Moving Forward with OWASP Top 10 2025
The OWASP Top 10 2025 release candidate was announced on November 6, 2025, at the OWASP Global AppSec Conference, with public review ongoing ahead of the final release. Organizations should begin preparing now to align their security programs with the updated guidance.
Implementing the OWASP Top 10 2025 guidance requires a coordinated effort across development teams, security teams, and organizational leadership. Security teams should use the updated list to reassess their vulnerability management priorities and testing methodologies. Development teams should familiarize themselves with the new categories and update their secure coding practices accordingly. Organizational leaders should ensure that security investments align with the updated risk landscape.
The shift toward a more holistic, SDLC-focused approach to security represents maturation in how the industry understands application security.
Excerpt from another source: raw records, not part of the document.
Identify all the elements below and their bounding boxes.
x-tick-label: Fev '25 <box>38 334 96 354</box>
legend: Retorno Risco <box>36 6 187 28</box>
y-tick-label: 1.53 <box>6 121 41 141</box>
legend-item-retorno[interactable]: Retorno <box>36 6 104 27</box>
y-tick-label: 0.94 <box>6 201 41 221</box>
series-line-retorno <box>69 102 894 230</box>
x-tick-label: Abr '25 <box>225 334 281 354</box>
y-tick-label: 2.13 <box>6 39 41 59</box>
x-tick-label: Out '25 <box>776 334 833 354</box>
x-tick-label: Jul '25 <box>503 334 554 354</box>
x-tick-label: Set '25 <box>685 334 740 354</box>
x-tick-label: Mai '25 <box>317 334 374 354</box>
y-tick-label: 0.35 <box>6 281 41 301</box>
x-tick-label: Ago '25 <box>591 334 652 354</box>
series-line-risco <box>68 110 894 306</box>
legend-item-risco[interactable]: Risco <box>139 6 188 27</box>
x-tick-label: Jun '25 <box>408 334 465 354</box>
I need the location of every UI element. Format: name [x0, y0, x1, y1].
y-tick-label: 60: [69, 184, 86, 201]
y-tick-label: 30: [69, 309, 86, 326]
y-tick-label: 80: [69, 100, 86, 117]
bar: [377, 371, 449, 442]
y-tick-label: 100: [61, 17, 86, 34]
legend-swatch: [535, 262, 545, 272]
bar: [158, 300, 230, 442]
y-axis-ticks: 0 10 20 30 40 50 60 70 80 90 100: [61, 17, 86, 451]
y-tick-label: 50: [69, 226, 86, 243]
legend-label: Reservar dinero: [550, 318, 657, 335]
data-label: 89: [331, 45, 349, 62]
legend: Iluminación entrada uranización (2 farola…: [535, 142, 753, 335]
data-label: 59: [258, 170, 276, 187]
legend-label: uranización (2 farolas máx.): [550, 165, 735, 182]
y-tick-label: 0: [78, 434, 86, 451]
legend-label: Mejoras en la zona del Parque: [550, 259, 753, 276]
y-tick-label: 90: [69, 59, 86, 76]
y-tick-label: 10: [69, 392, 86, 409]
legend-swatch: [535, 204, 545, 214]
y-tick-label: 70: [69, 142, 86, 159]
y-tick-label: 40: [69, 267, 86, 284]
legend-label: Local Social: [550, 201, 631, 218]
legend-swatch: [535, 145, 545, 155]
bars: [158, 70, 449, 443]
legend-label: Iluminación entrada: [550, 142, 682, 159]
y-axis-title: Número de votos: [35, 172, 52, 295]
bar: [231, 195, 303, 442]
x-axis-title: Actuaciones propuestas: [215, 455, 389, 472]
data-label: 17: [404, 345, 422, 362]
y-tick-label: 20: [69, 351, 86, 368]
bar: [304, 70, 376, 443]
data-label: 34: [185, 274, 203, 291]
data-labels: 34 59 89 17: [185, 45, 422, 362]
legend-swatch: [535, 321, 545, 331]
By addressing supply chain risks, error handling weaknesses, and access control comprehensively, organizations can build more resilient applications that better withstand modern threats.
As Orca Security Analysts emphasize, "Broken Access Control remains the top risk in the OWASP Top 10:2025, affecting virtually every tested application." [Source: Orca Security Blog] This underscores the continued importance of prioritizing access control in security programs while simultaneously addressing the emerging threats represented by the new categories.
The OWASP Top 10 2025 provides a roadmap for this evolution. By understanding and implementing its guidance, organizations can significantly reduce their exposure to the most critical web application security risks and build a stronger security posture for the future. The time to begin preparing for these changes is now, before the final release is published and becomes the new standard for security assessments and compliance requirements.